Over the years, a few other stories related to the murder investigation have been released to the public. Early on, for example, a person unknown to Noa's father called him claiming he'd seen passengers scrapping stickers off the back window of a white Ford Escort. The father referred this information to the police, but nothing concrete came of it.
Two women in a Tel Aviv bar informed the police that a young male had come into their favorite bar and had begun talking about the murder in a way that made them suspicious. However, he never returned to the bar.
In a further attempt to close in on the murderer, an Israeli television station even ran a program re-creating the details of the killing. But this unsolved murder show did not bring in any more leads.
If this Israeli murder story has a familiar ring to it, it might be because the familial DNA testing Israeli police used resembles the testing administered in the sensational American Grim Sleeper case. In the Israeli case under discussion, the “sins of the father” led to tracking down the son. In the California-based case, by contrast, it was the DNA of the son that raised suspicions when the dates of a series of California murders were applied. The son Christopher Franklin had his DNA tested following his conviction on a felony weapons charge. His DNA sample eventually led police to follow his father. They managed to get a DNA sample from a piece of pizza the father had thrown away. Lonnie Franklin's DNA matched DNA from the crime scenes. Based on this match, police arrested the father at his home. He was charged in the Grim Sleeper murders of 10 south Los Angeles women. Franklin has been held for several years already, as his defense lawyers continue to get trial delays.
The Knesset, Israel's parliament, only enacted the DNA data bank law in 2007. In preparing the legislation, Israeli lawmakers first looked at the data banks which already had been legally established in Finland, Norway, Switzerland, Austria, Germany, Belgium, Denmark, Holland, Ireland, UK, Canada, Australia and the United States. Israel's law most closely resembles the UK precedent.

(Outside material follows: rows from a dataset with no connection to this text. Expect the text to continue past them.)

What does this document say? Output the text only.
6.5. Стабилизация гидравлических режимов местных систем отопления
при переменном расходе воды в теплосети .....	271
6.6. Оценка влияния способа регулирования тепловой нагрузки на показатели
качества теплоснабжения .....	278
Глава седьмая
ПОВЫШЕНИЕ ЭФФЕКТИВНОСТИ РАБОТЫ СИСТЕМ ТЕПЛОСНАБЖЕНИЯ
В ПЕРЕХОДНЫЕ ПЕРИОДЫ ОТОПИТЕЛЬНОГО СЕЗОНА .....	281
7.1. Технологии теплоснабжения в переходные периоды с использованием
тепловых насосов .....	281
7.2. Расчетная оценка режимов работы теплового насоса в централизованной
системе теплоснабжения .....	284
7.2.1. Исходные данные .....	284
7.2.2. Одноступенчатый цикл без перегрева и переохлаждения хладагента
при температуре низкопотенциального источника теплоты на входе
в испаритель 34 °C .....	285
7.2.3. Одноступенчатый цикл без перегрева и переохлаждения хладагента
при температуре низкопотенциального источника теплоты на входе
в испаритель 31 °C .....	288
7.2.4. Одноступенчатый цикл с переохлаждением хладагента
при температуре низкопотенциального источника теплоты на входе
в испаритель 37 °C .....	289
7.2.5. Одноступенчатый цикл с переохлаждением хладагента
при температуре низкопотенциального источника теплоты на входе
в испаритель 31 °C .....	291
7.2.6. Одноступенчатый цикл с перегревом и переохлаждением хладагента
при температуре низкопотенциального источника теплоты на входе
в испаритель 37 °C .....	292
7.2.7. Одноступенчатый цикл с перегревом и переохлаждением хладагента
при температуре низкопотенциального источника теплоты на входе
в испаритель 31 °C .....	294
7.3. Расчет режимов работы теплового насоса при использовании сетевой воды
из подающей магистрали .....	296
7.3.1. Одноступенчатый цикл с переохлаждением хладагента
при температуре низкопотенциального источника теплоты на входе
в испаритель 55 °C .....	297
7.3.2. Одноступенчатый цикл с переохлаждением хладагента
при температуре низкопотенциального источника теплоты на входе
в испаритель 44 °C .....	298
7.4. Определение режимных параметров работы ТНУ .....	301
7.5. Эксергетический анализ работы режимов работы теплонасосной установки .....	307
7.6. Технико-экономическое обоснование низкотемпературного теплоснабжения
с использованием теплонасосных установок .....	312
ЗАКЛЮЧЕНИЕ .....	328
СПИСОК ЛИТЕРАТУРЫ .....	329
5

Armed with academic degrees in biology and biochemistry, Israel police Commander Ashira Zamir began work on establishing Israel's national DNA data bank in 2003, four years before the data bank was made into law. DNA information had been collected since 1996, but had not been computerized. Samples were recorded in individual files. Today, Chief Superintendent Aliza Raziel heads Israel's DNA laboratory. Working for her are three female senior officers each of whom has a master degree in either pharmacology, biology or chemistry.
Once the law went into effect, these file samples were entered into the computerized data bank. After that step was completed, police began collecting biological samples from jailed prisoners, suspects, accused and convicted individuals. Each year, 55,000 DNA samples are entered into the Israeli database. The current database is said to contain 300,000 samples.

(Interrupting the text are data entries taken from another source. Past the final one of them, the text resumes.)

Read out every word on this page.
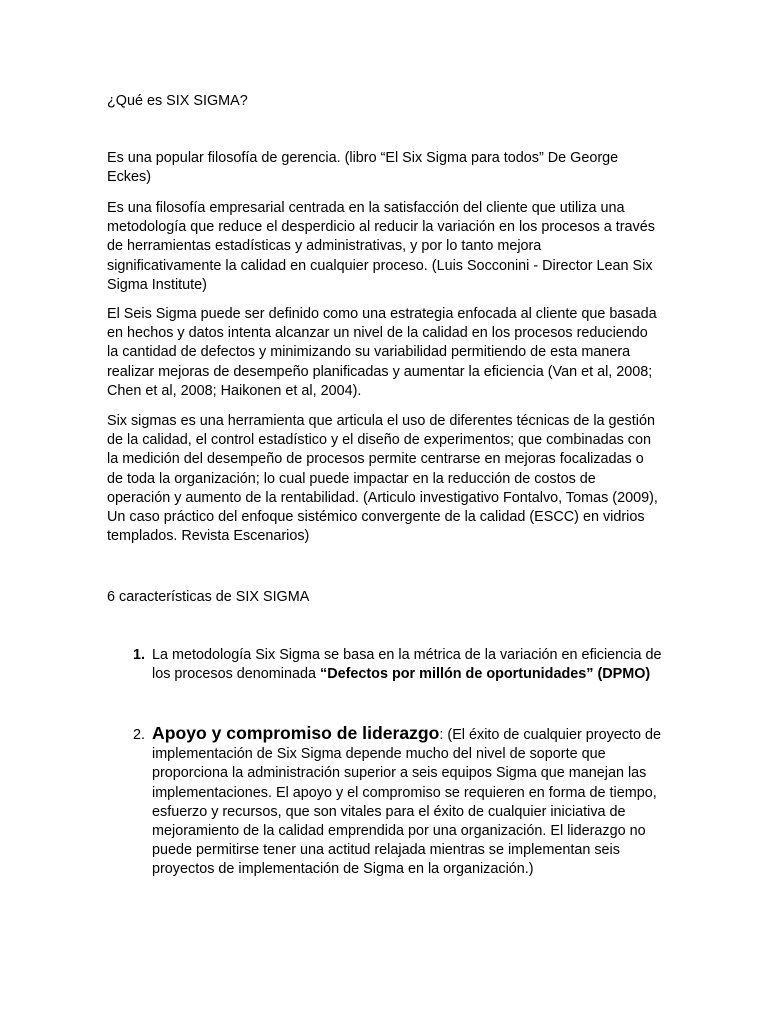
¿Qué es SIX SIGMA?

Es una popular filosofía de gerencia. (libro “El Six Sigma para todos” De George Eckes)

Es una filosofía empresarial centrada en la satisfacción del cliente que utiliza una metodología que reduce el desperdicio al reducir la variación en los procesos a través de herramientas estadísticas y administrativas, y por lo tanto mejora significativamente la calidad en cualquier proceso. (Luis Socconini - Director Lean Six Sigma Institute)

El Seis Sigma puede ser definido como una estrategia enfocada al cliente que basada en hechos y datos intenta alcanzar un nivel de la calidad en los procesos reduciendo la cantidad de defectos y minimizando su variabilidad permitiendo de esta manera realizar mejoras de desempeño planificadas y aumentar la eficiencia (Van et al, 2008; Chen et al, 2008; Haikonen et al, 2004).

Six sigmas es una herramienta que articula el uso de diferentes técnicas de la gestión de la calidad, el control estadístico y el diseño de experimentos; que combinadas con la medición del desempeño de procesos permite centrarse en mejoras focalizadas o de toda la organización; lo cual puede impactar en la reducción de costos de operación y aumento de la rentabilidad. (Articulo investigativo Fontalvo, Tomas (2009), Un caso práctico del enfoque sistémico convergente de la calidad (ESCC) en vidrios templados. Revista Escenarios)

6 características de SIX SIGMA

1. La metodología Six Sigma se basa en la métrica de la variación en eficiencia de los procesos denominada “Defectos por millón de oportunidades” (DPMO)

2. Apoyo y compromiso de liderazgo: (El éxito de cualquier proyecto de implementación de Six Sigma depende mucho del nivel de soporte que proporciona la administración superior a seis equipos Sigma que manejan las implementaciones. El apoyo y el compromiso se requieren en forma de tiempo, esfuerzo y recursos, que son vitales para el éxito de cualquier iniciativa de mejoramiento de la calidad emprendida por una organización. El liderazgo no puede permitirse tener una actitud relajada mientras se implementan seis proyectos de implementación de Sigma en la organización.)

Israeli law does not allow DNA sampling in all cases. Moreover, if an individual does not want to give a sample, police may overrule the person's objection by taking a hair sample. Permissible situations include murder cases, attempted murder cases, drug cases, sexual offenses, property or state security. As the law stands today, police are not allowed to take a sample in cases involving knife possession, theft, fraud, threatening and gambling.
In the case of Noa Eyal, the disqualification of knife possession worked against the police, as
the current accused, Daniel Nachmani had previously been arrested for possessing a knife.
In 2002, the National Institute of Justice stated, “Criminal justice professionals are discovering that advancements in DNA technology are breathing new life into old, cold, or unsolved criminal cases” (Using DNA to Solve Cold Cases). In this regard, Noa's father Dr. Avi Eyal recently commented, “The evil now has a face.”
A trial date has yet to be set for the accused, Daniel Nachmani.